Mahkeme Kararının Özeti:
Mahkemece yapılan yargılamaya ve toplanan delillere göre, davanın kabulüne karar verilmiştir.
Temyiz:
Kararı davacı vekili ve davalılardan Sağlık Bakanlığı vekili temyiz etmiştir.
Gerekçe:
1-Dosyadaki yazılara toplanan delillerle kararın dayandığı kanuni gerektirici sebeplere göre, davacı ve davalı Sağlık Bakanlığı vekilinin aşağıdaki bendin kapsamı dışındaki tüm temyiz itirazlarının reddine karar vermek gerekmiştir.
2-Taraflar arasında davacının fazla çalışmasının bulunup bulunmadığı uyuşmazlık konusudur.
Fazla çalışma yaptığını iddia eden işçi bu iddiasını ispatla yükümlüdür. Ücret bordrolarına ilişkin kurallar burada da geçerlidir. İşçinin imzasını taşıyan bordro sahteliği ispat edilinceye kadar kesin delil niteliğindedir. Bir başka anlatımla bordronun sahteliği ileri sürülüp kanıtlanmadıkça, imzalı bordroda görünen fazla çalışma alacağının ödendiği varsayılır.
Fazla çalışmanın ispatı konusunda işyeri kayıtları, özellikle işyerine giriş çıkışı gösteren belgeler, işyeri iç yazışmaları delil niteliğindedir. Ancak, fazla çalışmanın yazılı belgelerle kanıtlanamaması durumunda tarafların, tanık beyanları ile sonuca gidilmesi gerekir. Bunun dışında herkesçe bilinen genel bazı vakıalar da bu noktada göz önüne alınabilir. İşçinin fiilen yaptığı işin niteliği ve yoğunluğuna göre de fazla çalışma olup olmadığı araştırılmalıdır.

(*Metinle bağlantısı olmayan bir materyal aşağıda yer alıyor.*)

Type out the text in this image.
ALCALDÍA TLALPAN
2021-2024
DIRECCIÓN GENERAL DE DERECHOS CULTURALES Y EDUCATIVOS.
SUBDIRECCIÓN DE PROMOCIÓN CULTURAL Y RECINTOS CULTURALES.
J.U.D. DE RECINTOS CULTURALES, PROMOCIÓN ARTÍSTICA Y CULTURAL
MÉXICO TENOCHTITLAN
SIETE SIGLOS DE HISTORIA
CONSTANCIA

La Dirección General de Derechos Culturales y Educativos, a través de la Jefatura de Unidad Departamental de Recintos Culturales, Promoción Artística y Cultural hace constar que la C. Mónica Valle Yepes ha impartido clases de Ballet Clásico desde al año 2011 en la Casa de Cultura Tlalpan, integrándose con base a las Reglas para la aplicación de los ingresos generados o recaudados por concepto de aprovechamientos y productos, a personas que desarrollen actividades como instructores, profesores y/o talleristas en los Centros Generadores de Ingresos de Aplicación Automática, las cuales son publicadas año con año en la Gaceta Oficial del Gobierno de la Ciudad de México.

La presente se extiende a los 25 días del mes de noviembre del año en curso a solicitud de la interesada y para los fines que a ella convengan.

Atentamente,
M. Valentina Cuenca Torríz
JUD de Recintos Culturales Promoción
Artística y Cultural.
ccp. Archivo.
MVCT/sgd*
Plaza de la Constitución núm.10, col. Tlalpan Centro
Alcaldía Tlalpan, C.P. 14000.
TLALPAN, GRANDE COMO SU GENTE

Somut olayda; dosya kapsamına ve yapılan işin niteliğine göre, davacının 05.30-14.30 ; 09.30-18.30 saatleri arasında 9 saat çalıştığı, haftanın 2 günü günde 1 saat fazla çalışma yaparak, 1,5 saat ara dinlenme tenzili ile haftalık 2 saat fazla çalıştığı tespit edilmiştir. Söz konusu hesaplama dosya içeriğine uygun olmasına karşın mahkemece, taraflarca dava ve cevap dilekçeleri ile delil olarak dayanılmayan, diğer taraftan işyerindeki işçiler hakkında genel nitelikteki değerlendirmeleri içeren iş müfettiş raporu nazara alınarak haftalık 4 saat üzerinden fazla çalışma ücret alacağının hesaplandığı ek bilirkişi raporu doğrultusunda hüküm kurulması hatalı olmuştur. Fazla çalışma ücret alacağına yönelik talep yönünden, kök bilirkişi raporundaki hesaplamaya göre hüküm kurulması gerekir.
3-Öte yandan, ıslaha karşı zamanaşımı def"inin değerlendirilmesinde; dava dilekçesi ile talep edilen tutarların ıslaha karşı zamanaşımına uğramayan alacak kesimleri ile toplanması sonucu çıkacak değer üzerinden hakkaniyet indirimi uygulanması gerekirken, ikinci ek bilirkişi raporu ile dava dilekçesiyle istemde bulunulan tutarlar dahil edilmeden ıslaha karşı zamanaşımına uğramadığı tespit edilen miktara mahkemece hakkaniyet indirimi uygulanarak hesaplanan tutarların hüküm altına alınması da isabetsizdir.
Sonuç:
Temyiz olunan kararın, yukarıda yazılı sebepten dolayı BOZULMASINA, peşin alınan temyiz harcının istek halinde ilgiliye iadesine, 04.03.2019 tarihinde oybirliğiyle karar verildi.